The best reason to see the TIFF Grolsch People’s Choice award winner Three Billboards Outside Ebbing, Missouri is Frances McDormand’s no-holds-barred performance. There are other reasons, of course, including Martin McDonagh’s (In Bruges, Seven Psychopaths) deft directing and darkly comedic script, Carter Burwell’s score (reminiscent of his work with the Coen brothers) and Sam Rockwell and Game of Thrones‘ Peter Dinklage in very against-type supporting turns. However, this film belongs to McDormand’s sassy, brash Mildred Hayes. With any justice, the Academy will be presenting the actress with her second Best Actress gong at next year’s ceremony.
Of course justice, and justice given to women, is the timely topic at the core of the film. The action begins after the brutal rape and murder of Mildred’s daughter Angela (Kathryn Newton).

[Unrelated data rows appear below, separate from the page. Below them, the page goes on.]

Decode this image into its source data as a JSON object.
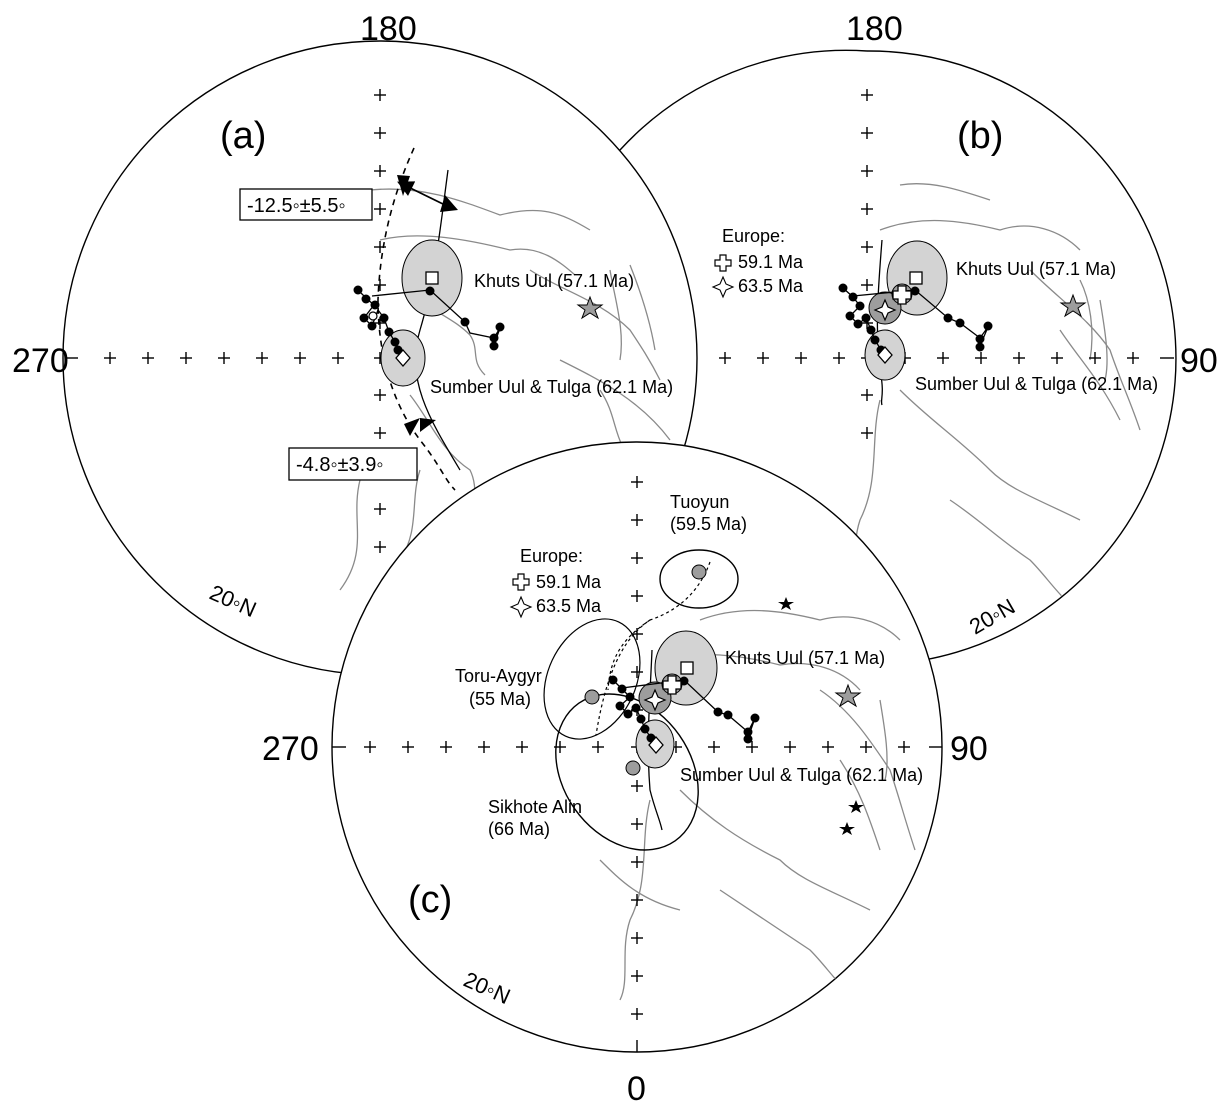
{
  "axis_labels": {
    "top_a": "180",
    "left_a": "270",
    "top_b": "180",
    "right_b": "90",
    "left_c": "270",
    "right_c": "90",
    "bottom_c": "0"
  },
  "panels": {
    "a": "(a)",
    "b": "(b)",
    "c": "(c)"
  },
  "latitude_label": "20◦N",
  "poles": {
    "khuts_uul": "Khuts Uul (57.1 Ma)",
    "sumber_uul": "Sumber Uul & Tulga (62.1 Ma)",
    "tuoyun_name": "Tuoyun",
    "tuoyun_age": "(59.5 Ma)",
    "toru_name": "Toru-Aygyr",
    "toru_age": "(55 Ma)",
    "sikhote_name": "Sikhote Alin",
    "sikhote_age": "(66 Ma)"
  },
  "europe_legend": {
    "title": "Europe:",
    "cross_age": "59.1 Ma",
    "star_age": "63.5 Ma"
  },
  "boxes": {
    "upper": "-12.5◦±5.5◦",
    "lower": "-4.8◦±3.9◦"
  },
  "colors": {
    "ellipse_fill": "#d3d3d3",
    "european_pole_fill": "#9d9d9d",
    "coastline": "#8a8a8a",
    "ink": "#000000"
  }
}
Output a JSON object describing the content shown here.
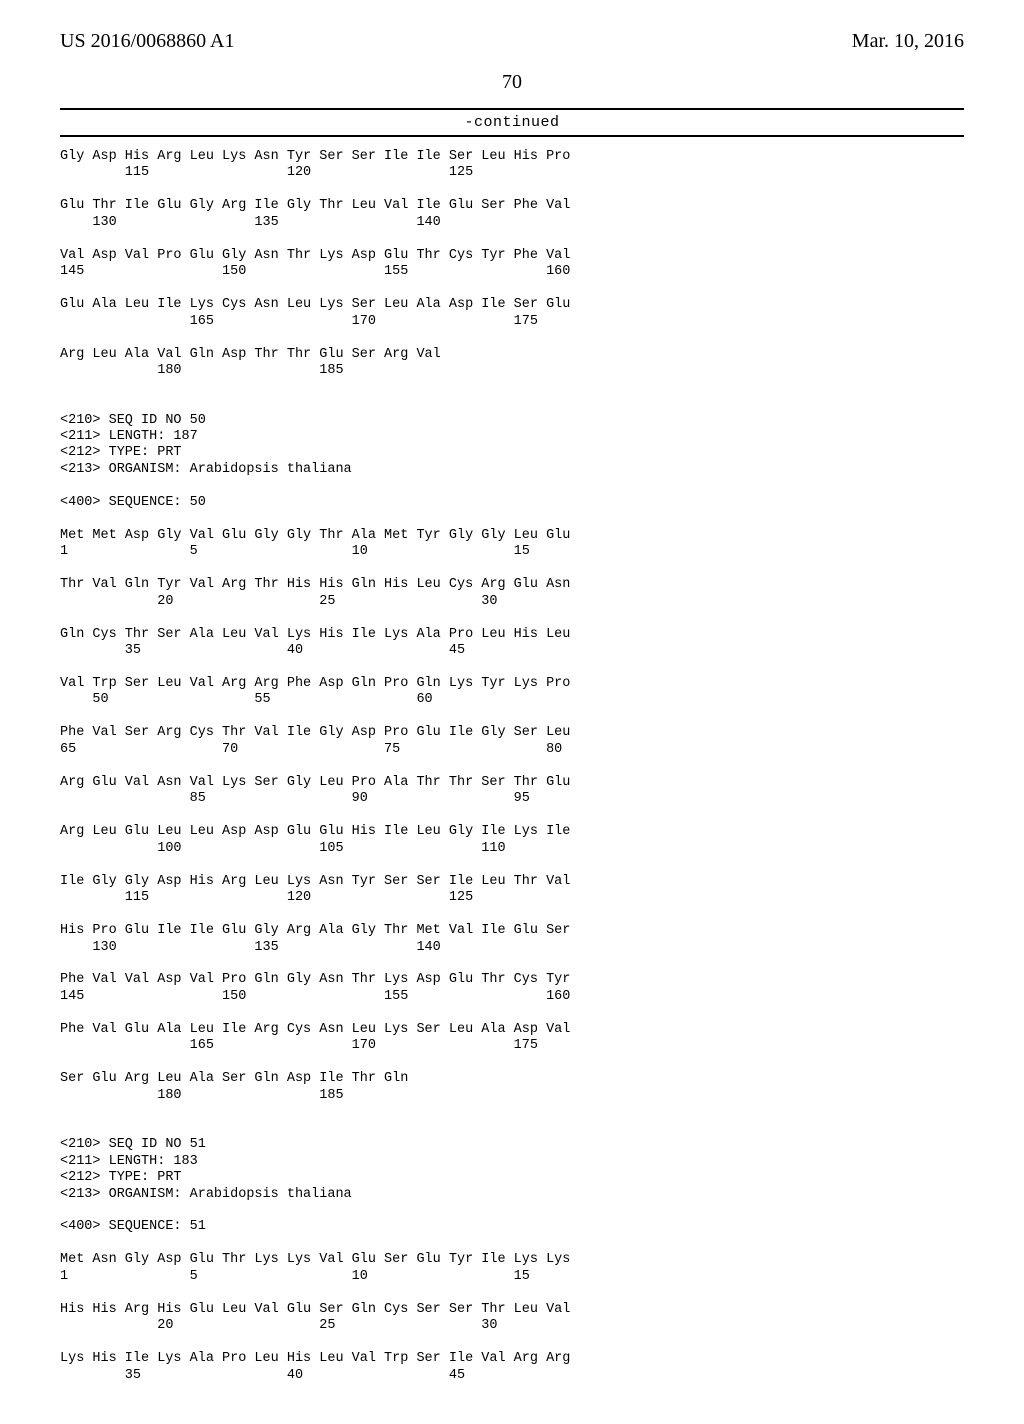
{
  "header": {
    "pub_number": "US 2016/0068860 A1",
    "pub_date": "Mar. 10, 2016"
  },
  "page_number": "70",
  "continued_label": "-continued",
  "sequence_text": "Gly Asp His Arg Leu Lys Asn Tyr Ser Ser Ile Ile Ser Leu His Pro\n        115                 120                 125\n\nGlu Thr Ile Glu Gly Arg Ile Gly Thr Leu Val Ile Glu Ser Phe Val\n    130                 135                 140\n\nVal Asp Val Pro Glu Gly Asn Thr Lys Asp Glu Thr Cys Tyr Phe Val\n145                 150                 155                 160\n\nGlu Ala Leu Ile Lys Cys Asn Leu Lys Ser Leu Ala Asp Ile Ser Glu\n                165                 170                 175\n\nArg Leu Ala Val Gln Asp Thr Thr Glu Ser Arg Val\n            180                 185\n\n\n<210> SEQ ID NO 50\n<211> LENGTH: 187\n<212> TYPE: PRT\n<213> ORGANISM: Arabidopsis thaliana\n\n<400> SEQUENCE: 50\n\nMet Met Asp Gly Val Glu Gly Gly Thr Ala Met Tyr Gly Gly Leu Glu\n1               5                   10                  15\n\nThr Val Gln Tyr Val Arg Thr His His Gln His Leu Cys Arg Glu Asn\n            20                  25                  30\n\nGln Cys Thr Ser Ala Leu Val Lys His Ile Lys Ala Pro Leu His Leu\n        35                  40                  45\n\nVal Trp Ser Leu Val Arg Arg Phe Asp Gln Pro Gln Lys Tyr Lys Pro\n    50                  55                  60\n\nPhe Val Ser Arg Cys Thr Val Ile Gly Asp Pro Glu Ile Gly Ser Leu\n65                  70                  75                  80\n\nArg Glu Val Asn Val Lys Ser Gly Leu Pro Ala Thr Thr Ser Thr Glu\n                85                  90                  95\n\nArg Leu Glu Leu Leu Asp Asp Glu Glu His Ile Leu Gly Ile Lys Ile\n            100                 105                 110\n\nIle Gly Gly Asp His Arg Leu Lys Asn Tyr Ser Ser Ile Leu Thr Val\n        115                 120                 125\n\nHis Pro Glu Ile Ile Glu Gly Arg Ala Gly Thr Met Val Ile Glu Ser\n    130                 135                 140\n\nPhe Val Val Asp Val Pro Gln Gly Asn Thr Lys Asp Glu Thr Cys Tyr\n145                 150                 155                 160\n\nPhe Val Glu Ala Leu Ile Arg Cys Asn Leu Lys Ser Leu Ala Asp Val\n                165                 170                 175\n\nSer Glu Arg Leu Ala Ser Gln Asp Ile Thr Gln\n            180                 185\n\n\n<210> SEQ ID NO 51\n<211> LENGTH: 183\n<212> TYPE: PRT\n<213> ORGANISM: Arabidopsis thaliana\n\n<400> SEQUENCE: 51\n\nMet Asn Gly Asp Glu Thr Lys Lys Val Glu Ser Glu Tyr Ile Lys Lys\n1               5                   10                  15\n\nHis His Arg His Glu Leu Val Glu Ser Gln Cys Ser Ser Thr Leu Val\n            20                  25                  30\n\nLys His Ile Lys Ala Pro Leu His Leu Val Trp Ser Ile Val Arg Arg\n        35                  40                  45"
}
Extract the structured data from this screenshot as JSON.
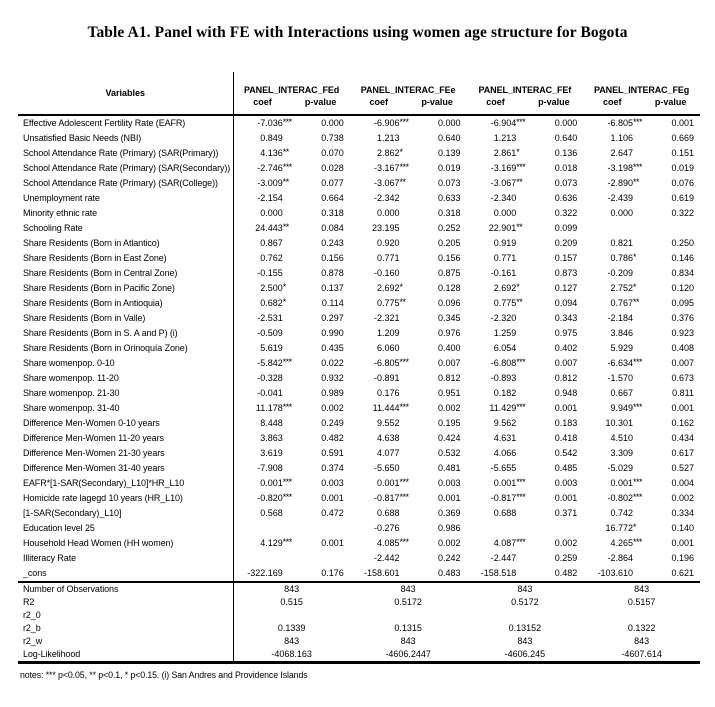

Frustrated by the local police’s lack of progress on the case (led by Woody Harrelson’s Sheriff Bill Willoughby), she takes matters in her own hands and posts calls to action (read as inflammatory statements by the townsfolk) on the eponymous three billboards.
The film is fairly crass, but hopefully helps provide a much needed wake-up call to a society that’s become increasingly complacent with acts of sexual assault and violence against women.